Death of Distance
"By and large I think what we are going to see is that communications as human interactions are going to be digitalized to a degree that we can't even imagine yet."
[A]fter 40 years of technological change it just takes as long as it did in the 1960s to fly from New York to London--and that's basically like complaining in 1890 that it was no technological change: horses don't run any faster. That's--horses don't run any faster and there are probably not many ways in which we can make them run sufficiently faster to make much of a difference. But the point is the horses basically at some point are being removed from the fundamental means of transportation and replaced by something entirely different. I would think that one of the things that is coming is the death of distance. We are basically no longer having to use airplanes in order to communicate for most of human needs. I'm saying most; I'm not saying all. I fully well understand that at times it's very important to have that personal contact, to share that beer, to have that meal together. But by and large I think what we are going to see is that communications as human interactions are going to be digitalized to a degree that we can't even imagine yet. Except when you are looking at two kids in high school sitting next to one another and instead of talking, they are texting. – Joel Mokyr on Growth, Innovation and Stagnation (2013)
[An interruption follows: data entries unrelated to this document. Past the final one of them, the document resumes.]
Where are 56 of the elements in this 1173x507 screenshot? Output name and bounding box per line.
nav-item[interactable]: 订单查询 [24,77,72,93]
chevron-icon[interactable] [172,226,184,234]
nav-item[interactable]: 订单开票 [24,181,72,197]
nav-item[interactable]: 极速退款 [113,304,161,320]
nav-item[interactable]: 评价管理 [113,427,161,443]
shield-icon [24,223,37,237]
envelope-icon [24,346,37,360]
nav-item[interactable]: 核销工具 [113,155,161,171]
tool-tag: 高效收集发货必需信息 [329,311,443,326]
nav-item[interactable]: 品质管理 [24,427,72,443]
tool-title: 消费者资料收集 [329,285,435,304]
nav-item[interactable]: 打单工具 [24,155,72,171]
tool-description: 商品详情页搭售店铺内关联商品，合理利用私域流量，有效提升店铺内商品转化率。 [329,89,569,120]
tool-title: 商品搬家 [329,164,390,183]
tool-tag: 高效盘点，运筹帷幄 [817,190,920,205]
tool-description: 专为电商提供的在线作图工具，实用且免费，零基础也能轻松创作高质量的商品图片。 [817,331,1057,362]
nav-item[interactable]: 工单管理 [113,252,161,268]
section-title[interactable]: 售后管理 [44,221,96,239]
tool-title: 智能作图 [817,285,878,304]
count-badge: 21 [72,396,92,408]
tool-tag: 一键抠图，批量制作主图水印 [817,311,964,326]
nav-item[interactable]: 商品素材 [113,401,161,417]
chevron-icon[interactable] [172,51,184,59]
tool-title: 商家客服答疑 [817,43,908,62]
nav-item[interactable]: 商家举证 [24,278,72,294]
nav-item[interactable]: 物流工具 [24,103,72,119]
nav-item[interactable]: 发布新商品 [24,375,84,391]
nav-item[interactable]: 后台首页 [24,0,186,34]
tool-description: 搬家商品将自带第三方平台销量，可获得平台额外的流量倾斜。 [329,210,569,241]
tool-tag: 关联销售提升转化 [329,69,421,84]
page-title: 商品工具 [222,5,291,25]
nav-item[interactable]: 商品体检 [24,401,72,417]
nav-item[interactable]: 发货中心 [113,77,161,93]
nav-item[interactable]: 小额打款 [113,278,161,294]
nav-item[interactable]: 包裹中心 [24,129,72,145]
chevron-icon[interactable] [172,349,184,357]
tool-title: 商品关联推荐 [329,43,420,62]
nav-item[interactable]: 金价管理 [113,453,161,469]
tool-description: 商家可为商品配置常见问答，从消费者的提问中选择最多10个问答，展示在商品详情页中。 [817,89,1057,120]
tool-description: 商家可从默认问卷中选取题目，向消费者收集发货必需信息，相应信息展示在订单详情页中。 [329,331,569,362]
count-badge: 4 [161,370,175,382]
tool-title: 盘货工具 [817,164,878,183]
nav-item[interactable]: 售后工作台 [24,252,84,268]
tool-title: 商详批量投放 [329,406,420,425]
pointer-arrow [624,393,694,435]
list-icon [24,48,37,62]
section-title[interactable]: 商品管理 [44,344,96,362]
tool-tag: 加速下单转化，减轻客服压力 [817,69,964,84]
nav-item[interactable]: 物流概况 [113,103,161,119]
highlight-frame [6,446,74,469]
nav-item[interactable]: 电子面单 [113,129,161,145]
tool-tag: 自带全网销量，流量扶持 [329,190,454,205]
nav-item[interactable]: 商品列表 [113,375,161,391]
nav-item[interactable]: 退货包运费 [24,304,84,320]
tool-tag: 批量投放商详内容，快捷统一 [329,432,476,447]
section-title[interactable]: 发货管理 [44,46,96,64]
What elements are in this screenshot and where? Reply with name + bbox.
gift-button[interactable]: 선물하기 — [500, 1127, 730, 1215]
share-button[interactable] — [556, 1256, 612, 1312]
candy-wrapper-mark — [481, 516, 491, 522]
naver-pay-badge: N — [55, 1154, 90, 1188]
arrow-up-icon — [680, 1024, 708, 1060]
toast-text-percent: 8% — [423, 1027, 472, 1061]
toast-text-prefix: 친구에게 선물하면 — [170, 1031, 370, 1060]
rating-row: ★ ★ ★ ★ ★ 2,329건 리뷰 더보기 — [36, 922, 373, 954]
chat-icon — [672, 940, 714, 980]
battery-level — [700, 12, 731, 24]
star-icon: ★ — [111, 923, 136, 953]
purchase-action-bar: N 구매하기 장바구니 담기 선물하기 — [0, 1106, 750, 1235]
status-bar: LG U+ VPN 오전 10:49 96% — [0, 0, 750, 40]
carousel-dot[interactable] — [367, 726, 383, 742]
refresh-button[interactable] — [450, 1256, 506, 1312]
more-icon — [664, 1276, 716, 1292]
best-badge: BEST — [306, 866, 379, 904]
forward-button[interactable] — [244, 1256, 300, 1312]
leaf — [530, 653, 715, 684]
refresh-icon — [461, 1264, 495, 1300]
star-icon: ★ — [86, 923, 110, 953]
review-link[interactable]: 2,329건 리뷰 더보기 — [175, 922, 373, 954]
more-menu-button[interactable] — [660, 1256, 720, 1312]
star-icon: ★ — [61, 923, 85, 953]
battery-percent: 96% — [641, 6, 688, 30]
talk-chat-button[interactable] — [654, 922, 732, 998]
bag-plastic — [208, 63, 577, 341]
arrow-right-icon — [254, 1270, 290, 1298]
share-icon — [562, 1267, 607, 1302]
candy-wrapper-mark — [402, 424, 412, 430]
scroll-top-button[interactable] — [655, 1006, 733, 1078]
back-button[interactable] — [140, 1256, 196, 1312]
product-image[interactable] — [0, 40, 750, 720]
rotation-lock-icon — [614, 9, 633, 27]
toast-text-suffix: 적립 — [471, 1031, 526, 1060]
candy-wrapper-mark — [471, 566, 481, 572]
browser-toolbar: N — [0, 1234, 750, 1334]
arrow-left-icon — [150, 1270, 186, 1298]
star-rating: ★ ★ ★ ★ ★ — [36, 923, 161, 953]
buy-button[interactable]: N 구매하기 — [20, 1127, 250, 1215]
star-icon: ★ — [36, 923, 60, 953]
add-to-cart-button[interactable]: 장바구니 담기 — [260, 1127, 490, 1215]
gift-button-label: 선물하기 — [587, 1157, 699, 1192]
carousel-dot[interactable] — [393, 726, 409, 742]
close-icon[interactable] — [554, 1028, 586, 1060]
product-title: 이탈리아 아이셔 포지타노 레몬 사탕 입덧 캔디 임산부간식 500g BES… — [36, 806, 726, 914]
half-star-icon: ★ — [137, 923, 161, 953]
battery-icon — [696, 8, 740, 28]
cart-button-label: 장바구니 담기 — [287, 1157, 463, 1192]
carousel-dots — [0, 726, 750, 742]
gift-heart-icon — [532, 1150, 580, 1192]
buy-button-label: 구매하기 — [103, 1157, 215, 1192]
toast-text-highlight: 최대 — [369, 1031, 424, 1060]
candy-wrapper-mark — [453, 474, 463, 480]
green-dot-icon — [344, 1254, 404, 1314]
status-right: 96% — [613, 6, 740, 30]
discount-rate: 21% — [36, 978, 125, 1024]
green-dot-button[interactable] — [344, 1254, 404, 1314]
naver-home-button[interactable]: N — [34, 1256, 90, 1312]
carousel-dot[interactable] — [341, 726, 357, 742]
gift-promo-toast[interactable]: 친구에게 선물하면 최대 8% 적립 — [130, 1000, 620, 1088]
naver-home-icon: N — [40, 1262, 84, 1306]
I think this is exactly right. It's commonly said that in technology when you have a new paradigm, the first iteration is basically a naïve port from the old to the new. For example, MS Word was the V1 and basically ported over a lot of the concepts about printing from the pre-web era while a Google Docs/Quip are the V2 which enable communication around the documents. Facebook is the V1 of social networking and Zuck basically took the Harvard College Facebook and put it online.
In many respects, Zoom/WebEx/Hangouts is basically a naïve port from in-person to asynchronous so when most people read Mokyr's quote, the instinct is to compare it to the status quo today. Am I really going to want the digitization of grabbing a beer with a friend?
Instead, I read the quote as more of a prediction that our asynchronous communication tools are going to get better which will unlock all these interactions that we can't quite see right now from our Zoom-centric vantage point. For some ideas about what these interactions might look like, take a look at Miko and The Technician.